Jeans. Denim. Dry, washed, rinsed, raw. Destroyed. Distressed. Selvaggge.
I just learned what selvage means: self-edge. As in, the denim fabric is loomed in such a way such that it forms its own seam, no additional overlock necessary. The process renders the denim particularly sturdy. And from my experience, stiff.
If you hadn’t noticed, denim comes in myriad flavors and formats. Sifting through the brands, fits, and colors can be a hearty undertaking, not one I am interested in rehashing each time I need new jeans, hence my reliance on Diesel denim for the past five years.
Problem is, Diesel changed, as brands tend to do. Its legacy denim was made in Italy. In fact, its entire brand image and philosophy was built around premium denim, in a time long before denim was particularly chic. Today, it has lost much of its standard of quality and cool which made it so unique in the first place.
Enter an increasingly sophisticated male buyer, and a collection of boutique denim lines, made in the U.S., Italy, or elsewhere, and competition is suddenly stiff as a dry selvedge.
I also attribute a sliver of fault to myself, for spending more time on my legs in the gym, doing squats and leg presses. The booty has done nothing but expand, much to my suitors’ delight.
My last pairs of Diesel jeans were made in Romania and Tunisia, held up relatively well. Pilling of the fabric, a signal of low quality, afflicted one of them. Both became outdated cuts, with too wide a leg and too tight a seat. Nobody likes being stuffed into sausage casing with bell-bottom legs. Me most of all.
After a poignant cocktail party in which my straight male friend was better-dressed than I was, with slick jeans as a focal point, I knew I had to reevaluate my denim situation.
I was drawn to the 11-year wash of the Grim Tim Nudie pair I eventually took home, because it was a dark, smoky color somewhere between indigo, gray, and black. And no contrast stitching, a newfangled feature found on clothing to car interiors I can’t stand. Selvage and raw denims tend to have a lot of bright yellow or orange contrasting threads.
Within two weeks, I’d procured my second pair of Nudie Grim Tims, only in a lighter, more casual hue. Both had to be hemmed from 34″ inseams, a small price to pay for the otherwise right pair.
I’m well aware that a jean brand’s appeal is hardly applicable across body types.

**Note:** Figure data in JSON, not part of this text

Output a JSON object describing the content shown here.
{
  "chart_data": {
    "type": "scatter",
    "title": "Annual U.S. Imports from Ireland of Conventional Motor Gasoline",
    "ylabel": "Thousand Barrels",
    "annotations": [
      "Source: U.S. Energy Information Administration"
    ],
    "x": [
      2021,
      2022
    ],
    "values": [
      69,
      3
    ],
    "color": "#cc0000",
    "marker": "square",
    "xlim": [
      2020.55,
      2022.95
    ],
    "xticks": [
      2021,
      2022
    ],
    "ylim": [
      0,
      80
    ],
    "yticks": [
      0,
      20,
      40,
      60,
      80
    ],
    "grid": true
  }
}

Like wine, cologne, or hairdressers, everyone has their favorite(s), and how one arrives at one they like is, in part, happenstance. I’m too pessimistic to assume there was a brand made for me.

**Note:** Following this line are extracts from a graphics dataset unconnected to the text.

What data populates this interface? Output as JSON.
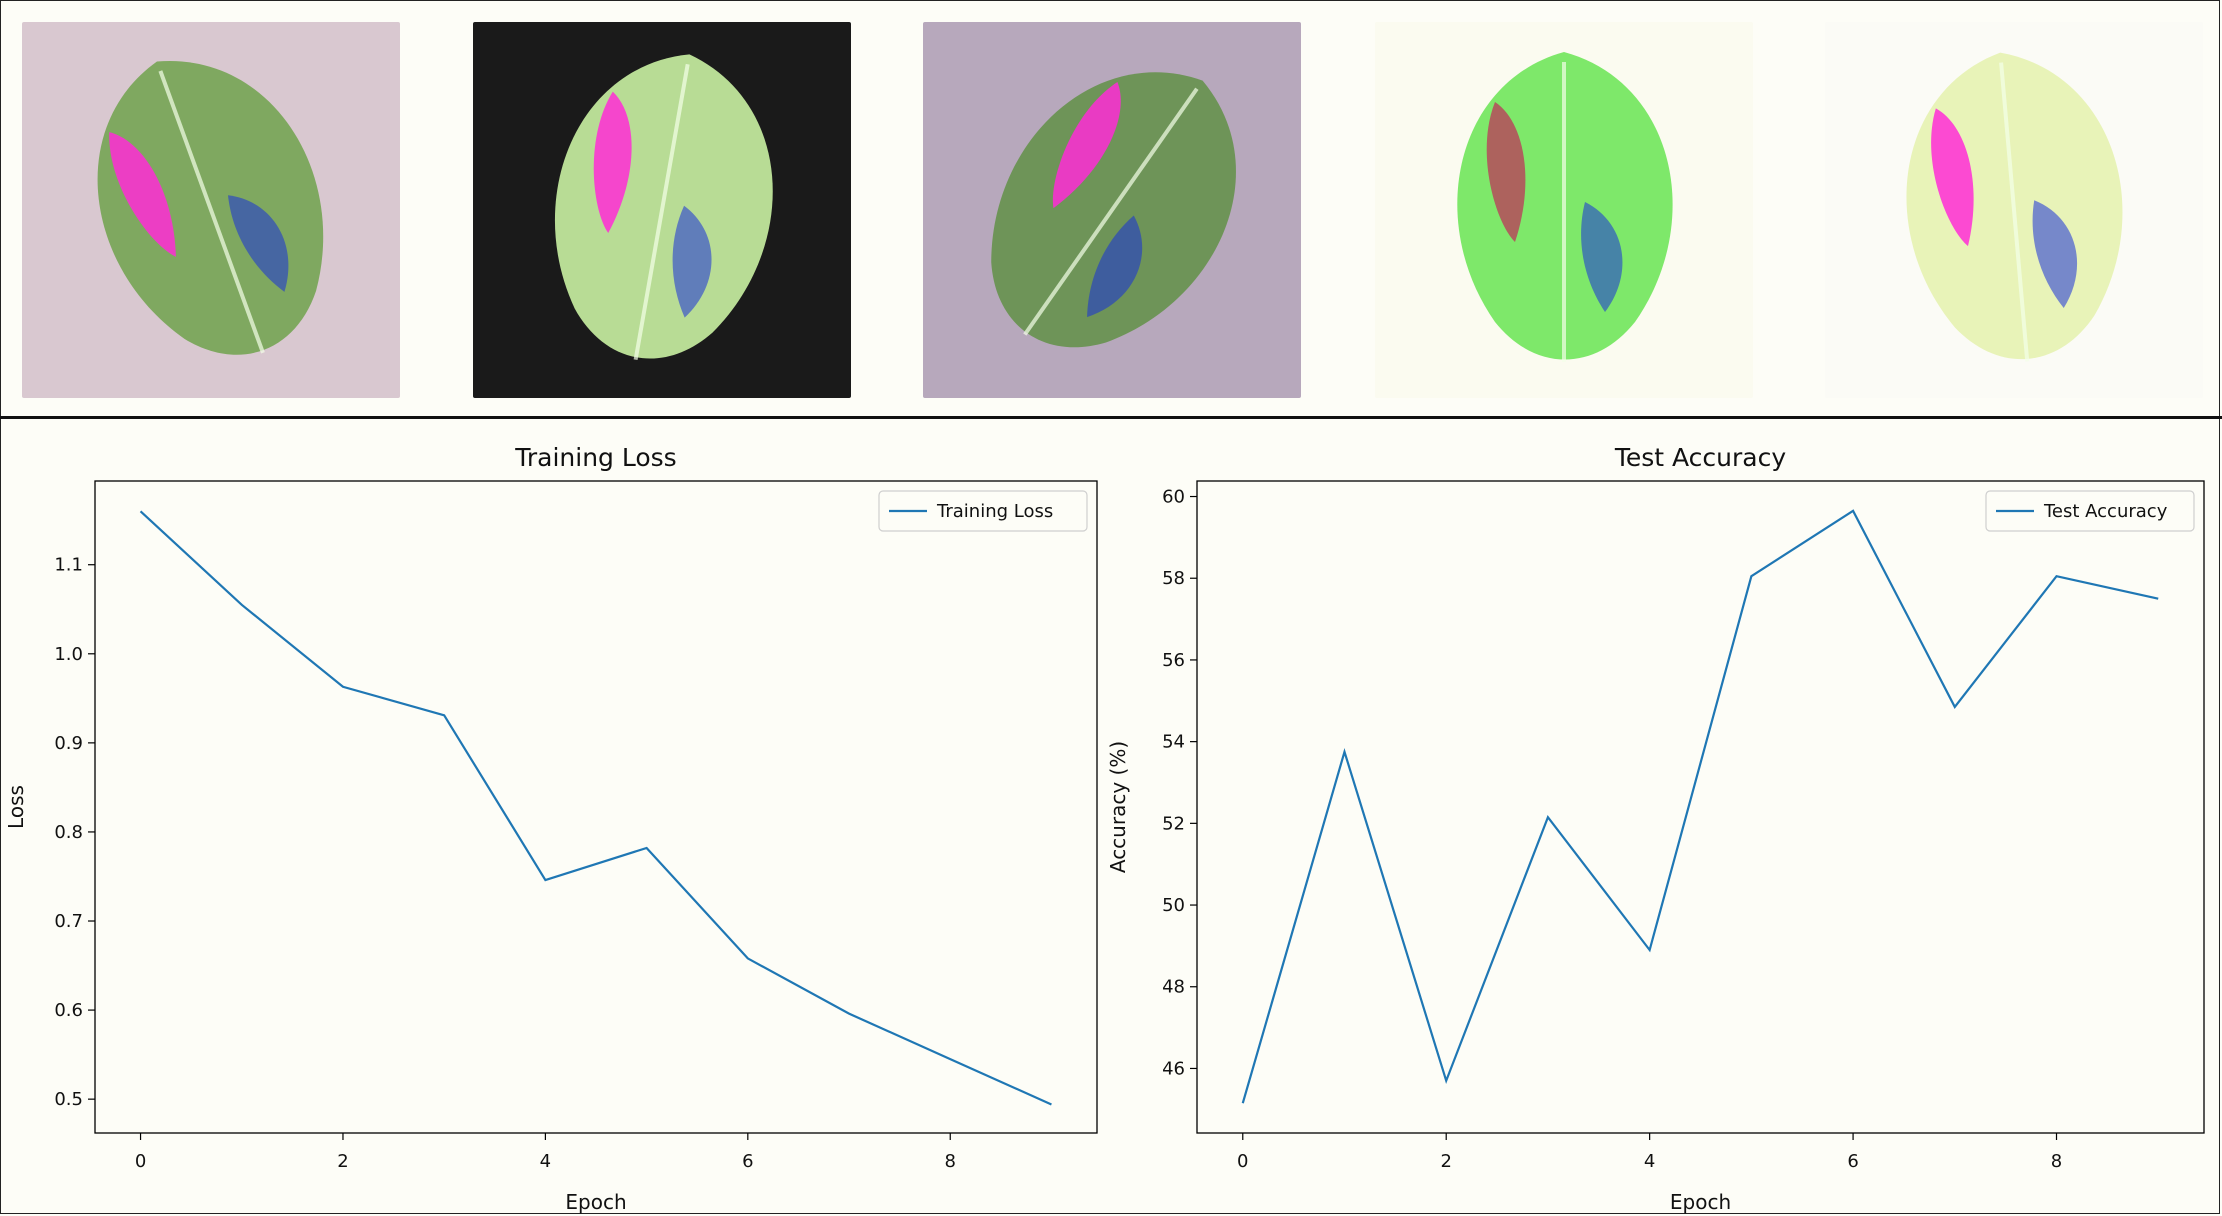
{
  "image_strip": {
    "items": [
      {
        "name": "leaf-sample-1",
        "bg": "#d9c8d0",
        "leaf": "#7fa860",
        "accent": "#ff2bd6"
      },
      {
        "name": "leaf-sample-2",
        "bg": "#1a1a1a",
        "leaf": "#b8dc95",
        "accent": "#ff2bd6"
      },
      {
        "name": "leaf-sample-3",
        "bg": "#b7a8bc",
        "leaf": "#6e9458",
        "accent": "#ff2bd6"
      },
      {
        "name": "leaf-sample-4",
        "bg": "#fbfbf0",
        "leaf": "#7ee86a",
        "accent": "#b54a5a"
      },
      {
        "name": "leaf-sample-5",
        "bg": "#fbfbf6",
        "leaf": "#e8f3b8",
        "accent": "#ff2bd6"
      }
    ]
  },
  "chart_data": [
    {
      "type": "line",
      "title": "Training Loss",
      "xlabel": "Epoch",
      "ylabel": "Loss",
      "x": [
        0,
        1,
        2,
        3,
        4,
        5,
        6,
        7,
        8,
        9
      ],
      "series": [
        {
          "name": "Training Loss",
          "values": [
            1.16,
            1.055,
            0.963,
            0.931,
            0.746,
            0.782,
            0.658,
            0.596,
            0.545,
            0.494
          ]
        }
      ],
      "xlim": [
        -0.45,
        9.45
      ],
      "ylim": [
        0.462,
        1.194
      ],
      "xticks": [
        0,
        2,
        4,
        6,
        8
      ],
      "yticks": [
        0.5,
        0.6,
        0.7,
        0.8,
        0.9,
        1.0,
        1.1
      ],
      "ytick_labels": [
        "0.5",
        "0.6",
        "0.7",
        "0.8",
        "0.9",
        "1.0",
        "1.1"
      ],
      "legend": "upper right",
      "color": "#1f77b4"
    },
    {
      "type": "line",
      "title": "Test Accuracy",
      "xlabel": "Epoch",
      "ylabel": "Accuracy (%)",
      "x": [
        0,
        1,
        2,
        3,
        4,
        5,
        6,
        7,
        8,
        9
      ],
      "series": [
        {
          "name": "Test Accuracy",
          "values": [
            45.15,
            53.75,
            45.7,
            52.15,
            48.9,
            58.05,
            59.65,
            54.85,
            58.05,
            57.5
          ]
        }
      ],
      "xlim": [
        -0.45,
        9.45
      ],
      "ylim": [
        44.42,
        60.38
      ],
      "xticks": [
        0,
        2,
        4,
        6,
        8
      ],
      "yticks": [
        46,
        48,
        50,
        52,
        54,
        56,
        58,
        60
      ],
      "ytick_labels": [
        "46",
        "48",
        "50",
        "52",
        "54",
        "56",
        "58",
        "60"
      ],
      "legend": "upper right",
      "color": "#1f77b4"
    }
  ]
}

Disclaimers aside, I must express my positive experience with Nudie. I wanted to check a few boxes in the new denim search: tapered leg (not skinny!), ample seat for the ample tush, made somewhere other than in a factory in China (I’m still an old-world holdout, however illogical that may be), and not $500.
Nudie prices in the $150-$250 range. All jeans are made in Italy, with secondary items (tees, jackets, accessories) made in Italy, Tunisia, and parts of Eastern Europe. Their production process is, at least in brand collateral, based around organic, recyclable jeans, and they tout their full life-cycle process of repairing and reusing old, worn-out jeans.

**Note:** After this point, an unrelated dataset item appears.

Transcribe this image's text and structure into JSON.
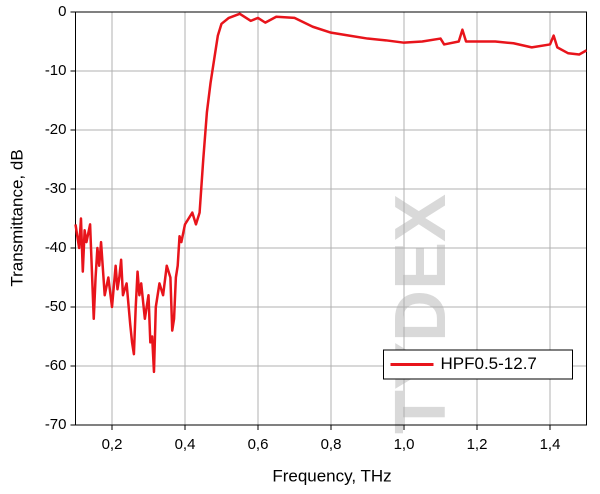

I can’t speak for the other fits Nudie makes, but the Grim Tim creates a slim, straight leg with room enough for athletic thighs and butts. The fabric is part elastane, allowing for stretch and give where others feel straightjacket tight.
I’d like to explore other adolescent denim brands, like 3×1 and PRPS, as part of this wave of sexy jeans for athletic boys. Gone are the days when you wore either skintight jeans on the verge of leggings (jeggings), or baggy, floppy jeans, a la dad. There was virtually nothing in between.
If you’re like me and know very little about upscale denim brands, but need to upgrade…my advice: head to a department store with lots of options, and if you can, find someone who can objectively access your shape and recommend some likely winners. Without that sort of guidance, your best bet is to just try pairs on, and be prepared for the long haul.
As with most things, but maybe even more with denim, I am picky. Every detail makes a difference, though you can’t spot the nuances from far away. Stretch vs. no stretch? Washed or rinsed, vs. dry? Button fly or zip?
Jean shopping is frustrating, and can feel endless. It can also be exciting, if you consider that with so many options, once you find the one you love, you probably won’t see anyone else with the same pair.
For what my $0.02 is worth, check out Nudie for some high-quality, Scandinavian-via-Italy denim. Locally at Nordstrom International Plaza, or online at Amazon, Revolve, Saks, Neiman Marcus, MR PORTER, and Barney’s.
If you need to get things altered locally, see Angel Custom Tailor. He is wonderful.